In sum, the results of the present study show that deaf ASL-English bilinguals activate the ASL translations of written words in English even when the task does not explicitly require the use of ASL. Like other recent bilingual studies, these data suggest a high degree of activity among alternatives in the language not in use. Unlike prior studies, our results demonstrate that cross-language interactions occur across modality, suggesting that parallel activation does not depend on ambiguity in lexical form. Instead, they demonstrate a universal feature of the architecture of the bilingual lexicon that appears to function at a relatively abstract level of representation and processing.
Acknowledgments
We thank our participants and Richard Bailey, Brian Burns, Mark Minnick and Gabriel Waters for help in data collection and analysis. This research was supported by the National Science Foundation Science of Learning Center Program, under cooperative agreement number SBE-0541953. The writing of this article was also supported by NSF Grant BCS-0418071 and NIH Grant R01-HD053146 to Judith Kroll.
Appendix 1
Semantically unrelated English word pairs with phonologically related ASL translations |
Semantically related English word pairs with phonologically related ASL translations |
||
---|---|---|---|
blood | bread | alligator | crocodile |
butter | soap | bird | duck |
cleaning | counting | complain | disgust |
earth | melon | congress | senate |
finish | gesture | detective | policeman |
horse | uncle | excited | emotion |
make | lock | girl | aunt |
nice | week | king | queen |
paper | movie | know | think |
religion | tendency | morning | evening |
stars | socks | mother | father |
summer | ugly | mouse | rat |
tree | noon | swallow | thirsty |
water | cigar | three | eight |
work | warn | ||
yesterday | dormitory |
Footnotes
Standardization of the ASL-SRT is currently underway. Average score for native deaf signers (n=23) in that study is 25.9, s.d. = 4.0.
The slower reaction time of the control group may be related in part to the fact that these are hearing readers.

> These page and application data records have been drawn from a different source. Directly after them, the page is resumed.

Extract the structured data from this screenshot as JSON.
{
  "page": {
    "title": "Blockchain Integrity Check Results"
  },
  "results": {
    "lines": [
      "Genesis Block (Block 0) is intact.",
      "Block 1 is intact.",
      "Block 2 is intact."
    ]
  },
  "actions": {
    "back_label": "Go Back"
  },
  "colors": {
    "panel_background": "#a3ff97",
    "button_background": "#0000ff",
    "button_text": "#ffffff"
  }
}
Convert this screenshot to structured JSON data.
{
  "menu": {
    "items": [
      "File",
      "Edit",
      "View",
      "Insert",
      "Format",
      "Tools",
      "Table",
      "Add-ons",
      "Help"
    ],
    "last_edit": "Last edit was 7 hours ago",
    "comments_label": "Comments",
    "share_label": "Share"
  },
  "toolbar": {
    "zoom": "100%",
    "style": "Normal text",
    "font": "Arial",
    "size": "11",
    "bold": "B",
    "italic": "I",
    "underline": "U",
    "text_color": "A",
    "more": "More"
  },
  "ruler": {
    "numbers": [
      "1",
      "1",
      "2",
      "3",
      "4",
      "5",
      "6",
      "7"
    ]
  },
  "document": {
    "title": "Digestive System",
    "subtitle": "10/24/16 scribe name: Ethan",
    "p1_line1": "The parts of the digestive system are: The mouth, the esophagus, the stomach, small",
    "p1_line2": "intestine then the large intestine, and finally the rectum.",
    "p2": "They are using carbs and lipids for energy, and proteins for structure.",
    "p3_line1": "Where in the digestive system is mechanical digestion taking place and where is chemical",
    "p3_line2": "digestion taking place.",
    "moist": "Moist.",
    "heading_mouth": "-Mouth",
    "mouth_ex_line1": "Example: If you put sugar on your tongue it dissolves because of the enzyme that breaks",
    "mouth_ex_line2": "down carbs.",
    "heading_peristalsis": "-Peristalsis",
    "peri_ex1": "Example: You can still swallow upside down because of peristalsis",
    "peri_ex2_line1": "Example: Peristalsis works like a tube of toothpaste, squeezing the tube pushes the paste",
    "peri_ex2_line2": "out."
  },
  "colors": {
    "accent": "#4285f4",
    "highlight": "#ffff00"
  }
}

The monolingual native speakers were also slower on this task than the deaf participants.
If this is indeed the case, it raises the possibility that the effects seen here are not strictly cross-language effects, to the extent that a direct mapping of English orthography to ASL phonology could be construed as a within-language mapping of complex visual (i.e., not phonetic, and not English-specific) orthographic patterns to ASL phonology. Subsequent associations of spoken English word forms with English orthography could nevertheless be acquired and also influence performance on this task.
Portions of this study were presented at the 7th International Symposium on Bilingualism, Utrecht, The Netherlands.